Renna mendesah pasrah. Menyerah pada sikap keras kepala suaminya. Ia bergerak ke sisi Albert. Memegang halus tangan kanannya.
“Kalau ada apa-apa, telepon aku ya?”
“Iya, Sayang.”
Entah sekedar perasaannya atau tidak, Renna meyakini satu hal. Albert yang kuat, tegar, dan kharismatik itu terlihat lebih rapuh. Seolah tubuhnya menyimpan rasa sakit. Dienyahkannya pikiran itu. Ini hanya perasaannya. Albert akan baik-baik saja.
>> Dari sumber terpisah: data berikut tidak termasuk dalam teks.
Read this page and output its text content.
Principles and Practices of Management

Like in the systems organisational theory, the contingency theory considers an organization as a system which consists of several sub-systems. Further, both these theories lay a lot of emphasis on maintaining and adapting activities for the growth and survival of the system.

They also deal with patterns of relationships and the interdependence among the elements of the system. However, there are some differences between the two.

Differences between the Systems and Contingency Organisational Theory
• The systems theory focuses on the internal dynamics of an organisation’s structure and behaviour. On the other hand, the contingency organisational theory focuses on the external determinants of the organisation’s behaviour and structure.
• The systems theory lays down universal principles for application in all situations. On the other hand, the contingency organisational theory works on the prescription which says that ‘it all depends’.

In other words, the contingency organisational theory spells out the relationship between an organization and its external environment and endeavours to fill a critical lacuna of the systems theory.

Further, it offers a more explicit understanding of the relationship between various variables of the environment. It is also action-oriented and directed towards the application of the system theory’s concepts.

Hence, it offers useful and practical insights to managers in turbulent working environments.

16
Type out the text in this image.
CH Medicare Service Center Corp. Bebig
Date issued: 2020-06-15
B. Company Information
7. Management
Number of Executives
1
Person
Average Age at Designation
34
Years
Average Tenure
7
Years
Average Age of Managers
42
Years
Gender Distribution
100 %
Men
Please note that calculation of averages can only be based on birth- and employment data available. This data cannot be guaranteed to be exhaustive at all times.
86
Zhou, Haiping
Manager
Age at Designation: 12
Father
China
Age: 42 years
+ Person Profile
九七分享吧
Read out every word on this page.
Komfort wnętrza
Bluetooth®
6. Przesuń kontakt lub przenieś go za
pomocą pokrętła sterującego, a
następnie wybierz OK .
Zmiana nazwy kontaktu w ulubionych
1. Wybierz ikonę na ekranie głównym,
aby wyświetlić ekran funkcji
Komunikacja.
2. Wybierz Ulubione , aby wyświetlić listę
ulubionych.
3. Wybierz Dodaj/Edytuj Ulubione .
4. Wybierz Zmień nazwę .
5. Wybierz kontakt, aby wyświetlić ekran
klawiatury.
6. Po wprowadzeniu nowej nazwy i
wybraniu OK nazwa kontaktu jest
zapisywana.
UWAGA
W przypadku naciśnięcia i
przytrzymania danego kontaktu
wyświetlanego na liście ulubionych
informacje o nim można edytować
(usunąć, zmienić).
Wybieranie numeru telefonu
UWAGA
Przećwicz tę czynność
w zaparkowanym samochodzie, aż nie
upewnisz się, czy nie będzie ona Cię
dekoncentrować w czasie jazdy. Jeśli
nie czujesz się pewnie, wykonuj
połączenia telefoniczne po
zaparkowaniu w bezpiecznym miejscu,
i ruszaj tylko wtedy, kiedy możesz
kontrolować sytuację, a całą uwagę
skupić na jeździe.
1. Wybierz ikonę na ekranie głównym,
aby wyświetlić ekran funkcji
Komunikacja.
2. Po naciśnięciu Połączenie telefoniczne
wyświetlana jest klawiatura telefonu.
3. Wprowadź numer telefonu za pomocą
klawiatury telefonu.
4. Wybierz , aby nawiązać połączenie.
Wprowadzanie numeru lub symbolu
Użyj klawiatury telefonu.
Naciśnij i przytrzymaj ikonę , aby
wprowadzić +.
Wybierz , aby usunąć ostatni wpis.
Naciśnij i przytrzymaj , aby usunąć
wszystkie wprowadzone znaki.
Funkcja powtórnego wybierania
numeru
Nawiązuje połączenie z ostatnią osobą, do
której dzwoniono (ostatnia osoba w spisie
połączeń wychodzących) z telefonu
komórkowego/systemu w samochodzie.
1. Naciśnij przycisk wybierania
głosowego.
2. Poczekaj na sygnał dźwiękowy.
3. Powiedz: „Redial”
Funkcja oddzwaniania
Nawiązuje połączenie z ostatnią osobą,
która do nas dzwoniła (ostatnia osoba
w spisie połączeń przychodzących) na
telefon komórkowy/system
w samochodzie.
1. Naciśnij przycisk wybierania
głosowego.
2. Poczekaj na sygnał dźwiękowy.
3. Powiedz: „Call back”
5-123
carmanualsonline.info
“Sayang, aku pergi dulu ya. Jaga dirimu dan Chelsea. Love you.” Albert berujar, mencium dahi Renna.
“Love you too.”
Albert melangkah pergi. Meninggalkan wangi Calvin Klein yang menempel kuat di pakaian Renna. Wanginya Albert yang selalu ia sukai.
**
Rumah mewah bergaya Mediterania itu berselimut duka. Isak tangis terdengar di sela lantunan Surah Yasin. Tergesa-gesa Albert turun dari mobilnya. Melangkah memasuki rumah. Meletakkan karangan bunga di tumpukan karangan bunga lainnya.